Did You Know… bacteria in dirt make us happier, and may even help fight depression, cancer, and other diseases?

Nature nurtures—it’s a fact.  Many studies confirm that being outside in nature and connecting with the earth is therapeutic, and recent research explains why.

It seems a strain of bacterium called Mycobacterium vaccae (M. vaccae) found in soil stimulates your body’s production of serotonin, a feel-good hormone that helps improve mood and calm anxiety.  M. vaccae may even help to boost brain function and treat cancer and other diseases!

Not All Bacteria Is Bad 

M. vaccae (pronounced “emm vah-kay”) took the spotlight thanks to oncologist Mary O’Brien of Royal Marsden Hospital in London.  O’Brien discovered that inoculating lung cancer patients with the bacterium not only alleviated some of their cancer symptoms, but also helped improve their vitality, emotional health, and cognitive function.

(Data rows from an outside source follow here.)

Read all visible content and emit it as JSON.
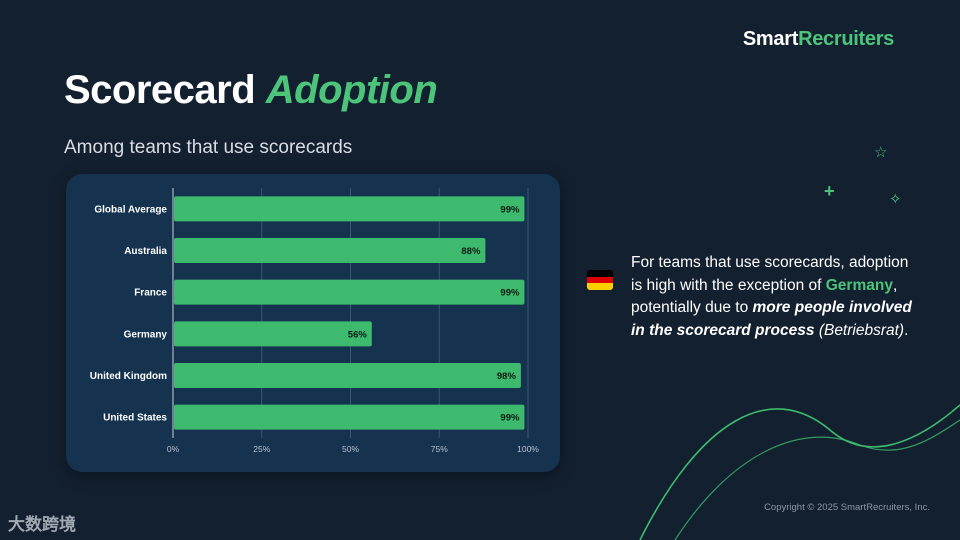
{
  "brand": {
    "part1": "Smart",
    "part2": "Recruiters"
  },
  "title": {
    "part1": "Scorecard ",
    "part2": "Adoption"
  },
  "subtitle": "Among teams that use scorecards",
  "colors": {
    "background": "#13202f",
    "panel": "#15324f",
    "bar": "#3dba6e",
    "accent": "#4cc47a"
  },
  "chart_data": {
    "type": "bar",
    "orientation": "horizontal",
    "categories": [
      "Global Average",
      "Australia",
      "France",
      "Germany",
      "United Kingdom",
      "United States"
    ],
    "values": [
      99,
      88,
      99,
      56,
      98,
      99
    ],
    "value_labels": [
      "99%",
      "88%",
      "99%",
      "56%",
      "98%",
      "99%"
    ],
    "xlim": [
      0,
      100
    ],
    "xticks": [
      "0%",
      "25%",
      "50%",
      "75%",
      "100%"
    ],
    "grid": true
  },
  "note": {
    "flag": "germany-flag",
    "text1": "For teams that use scorecards, adoption is high with the exception of ",
    "highlight": "Germany",
    "text2": ", potentially due to ",
    "emphasis": "more people involved in the scorecard process",
    "text3": " ",
    "italic": "(Betriebsrat)",
    "text4": "."
  },
  "copyright": "Copyright © 2025 SmartRecruiters, Inc.",
  "watermark": "大数跨境"
}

Dr. Chris Lowry of Bristol University expanded on O’Brien’s research by connecting M. vaccae to an increase in serotonin production.  He injected mice with M. vaccae and tested their cytokine levels.  Cytokine is part of a chain reaction that produces serotonin.  As theorized, the mice injected with the bacterium had higher cytokine levels and exhibited less stress than mice in the control group.

Researchers at Sage Colleges in Troy, New York fed mice the bacterium and tested them in a maze against mice not fed the bacterium.  The M. vaccae mice performed twice as fast and with half the anxiety of the mice in the control group.  Past research has shown that serotonin helps to improve concentration and cognitive function.  Once off the bacterium diet, the mice continued to perform better than the control mice up to week 3, when performance levels between the 2 groups became more matched and were no longer statistically different.

Gardening Anyone?

What does this mean for us humans?  It’s too soon to tell, but Dorothy Matthews of Sage Colleges says this:

“From our study we can say that it is definitely good to be outdoors—it’s good to have contact with these organisms.  It is interesting to speculate that creating learning environments in schools that include time in the outdoors where M. vaccae is present may decrease anxiety and improve the ability to learn new tasks.”

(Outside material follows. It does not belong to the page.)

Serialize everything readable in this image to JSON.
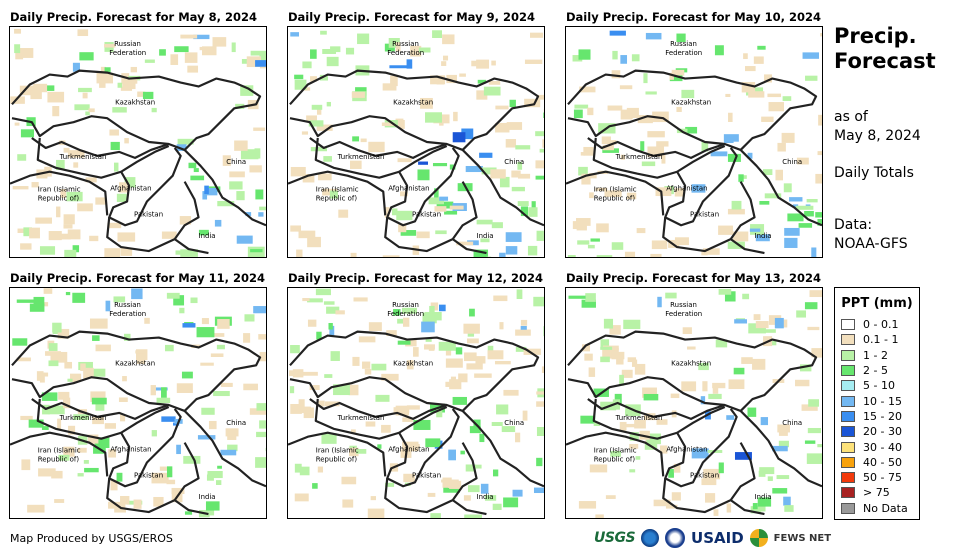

The future health implications are promising.  In the meantime, we don’t need to eat the bacterium or be injected.  Just getting outside and gardening can offer benefit.  Digging in the soil and inhaling the bacterium is just as restorative as the relaxing but gentle exercise gardening provides.

In fact, a recent study published in the New England Journal of Medicine reported that children who grow up on farms are 30-50% less likely to have asthma as other children.  Researchers believe this is due to the diverse variety of bacteria and fungi from soil and farm animals that hang out in household dust.  So don’t be afraid to get dirty!